La realizzazione di un sogno

Nel 2001, l’allora presidente della Repubblica Carlo Azeglio Ciampi celebrò l’introduzione dell’euro definendola «la realizzazione di un sogno». Non da meno fu Romano Prodi, all’epoca presidente della Commissione europea, che proclamò con orgoglio: «L’euro apre una nuova era». E anche il Primo ministro spagnolo José María Aznar, non certo famoso per le sue posizioni europeiste, si lanciava in metafore che oggi possono apparire piene di significati freudiani: «L’euro è il simbolo della forza della nostra unione. È il seme della leadership alla quale aspiriamo per l’Unione Europea nel mondo».1
Le celebrazioni delle «magnifiche sorti e progressive» dell’euro continuarono fino al decimo anniversario della nascita della moneta comune, celebrato nel giugno 2008. In quell’occasione Jean-Claude Trichet proclamava con sicumera che «l’euro è stato un successo straordinario». E, riecheggiando le frasi di Aznar, aggiungeva: «La moneta comune è la caratteristica più avanzata dell’Unione Europea e, per molti aspetti, il suo emblema».2
Come queste dichiarazioni illustrano, fin dall’inizio l’euro non è stato presentato come un’oculata scelta economica, bensì come un passo fondamentale nel cammino inesorabile verso un’Unione Europea vista come il «sommo tentativo di salvare il nostro continente e preservare il mondo dal suicidio».3
Quando una decisione prettamente economica viene presentata in termini prevalentemente ideologici, i rischi sono elevati.

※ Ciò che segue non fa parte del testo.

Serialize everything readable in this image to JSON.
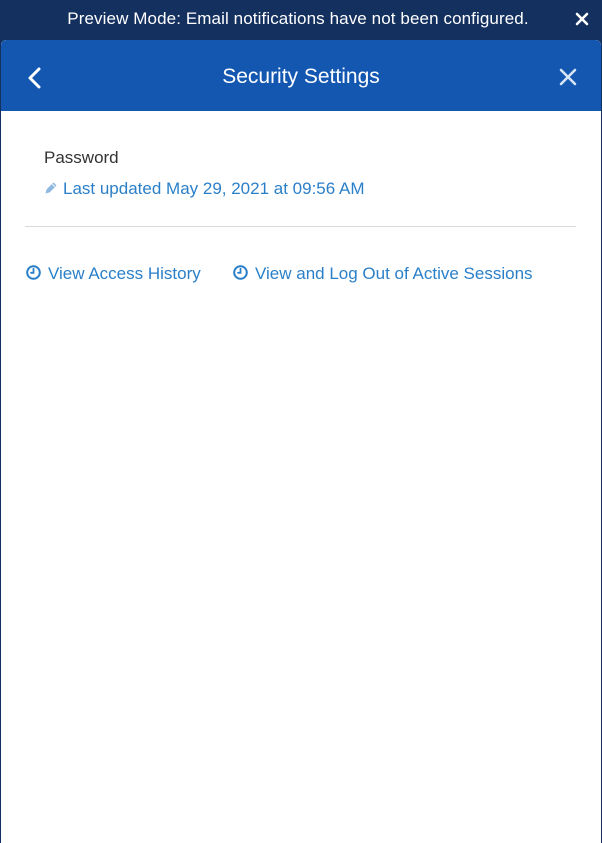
{
  "banner": {
    "message": "Preview Mode: Email notifications have not been configured.",
    "close_icon": "close-icon"
  },
  "dialog": {
    "title": "Security Settings",
    "back_icon": "chevron-left-icon",
    "close_icon": "close-icon"
  },
  "password": {
    "label": "Password",
    "updated_text": "Last updated May 29, 2021 at 09:56 AM",
    "icon": "pencil-icon"
  },
  "actions": {
    "access_history": "View Access History",
    "active_sessions": "View and Log Out of Active Sessions",
    "icon": "clock-icon"
  },
  "colors": {
    "banner_bg": "#14305f",
    "header_bg": "#1357b1",
    "link": "#2a7fc9",
    "text": "#333333"
  }
}
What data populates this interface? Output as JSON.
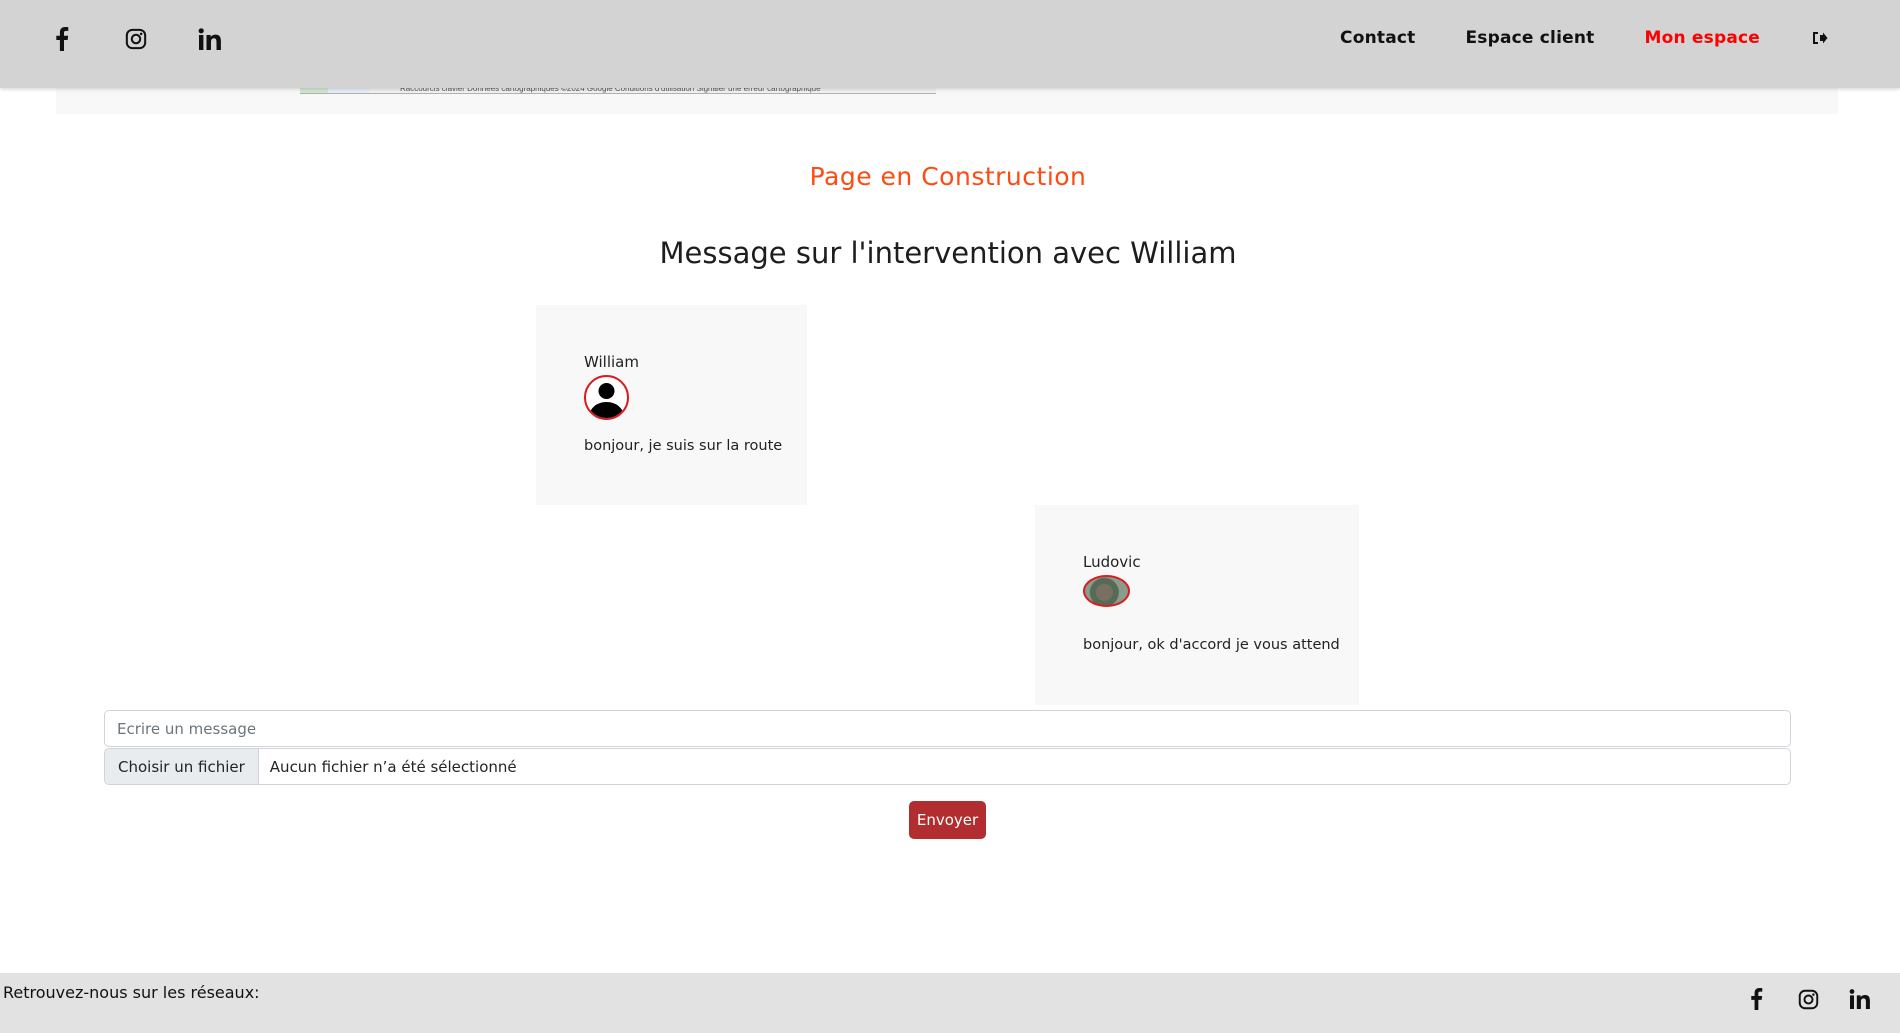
{
  "header": {
    "social_icons": [
      "facebook-icon",
      "instagram-icon",
      "linkedin-icon"
    ],
    "nav": {
      "contact": "Contact",
      "espace_client": "Espace client",
      "mon_espace": "Mon espace"
    },
    "logout_icon": "sign-out-icon",
    "active_color": "#ff0000"
  },
  "map_attribution": "Raccourcis clavier   Données cartographiques ©2024 Google   Conditions d'utilisation   Signaler une erreur cartographique",
  "main": {
    "construction_title": "Page en Construction",
    "conversation_title": "Message sur l'intervention avec William",
    "messages": [
      {
        "author": "William",
        "avatar": "default-user-avatar",
        "text": "bonjour, je suis sur la route"
      },
      {
        "author": "Ludovic",
        "avatar": "photo-avatar",
        "text": "bonjour, ok d'accord je vous attend"
      }
    ]
  },
  "form": {
    "message_placeholder": "Ecrire un message",
    "file_button": "Choisir un fichier",
    "file_status": "Aucun fichier n’a été sélectionné",
    "send_label": "Envoyer",
    "send_color": "#b12d2f"
  },
  "footer": {
    "text": "Retrouvez-nous sur les réseaux:",
    "social_icons": [
      "facebook-icon",
      "instagram-icon",
      "linkedin-icon"
    ]
  }
}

Più che la precondizione per una maggiore integrazione politica, l’euro ne era una conseguenza. Ma per comprendere le origini della retorica sull’euro è necessario fare alcuni passi indietro. Dobbiamo capire come dalle ceneri della Seconda guerra mondiale nacque l’idea di Europa e come questa idea mutò nel tempo. Partorita per motivi contingenti – rassicurare la Francia dal pericolo tedesco –, l’Europa diventa l’ideologia dominante di una ristretta élite che – invece di convincere il resto della popolazione della bontà della sua causa – si arroga il diritto di imporla, se non con la forza, almeno con l’astuzia.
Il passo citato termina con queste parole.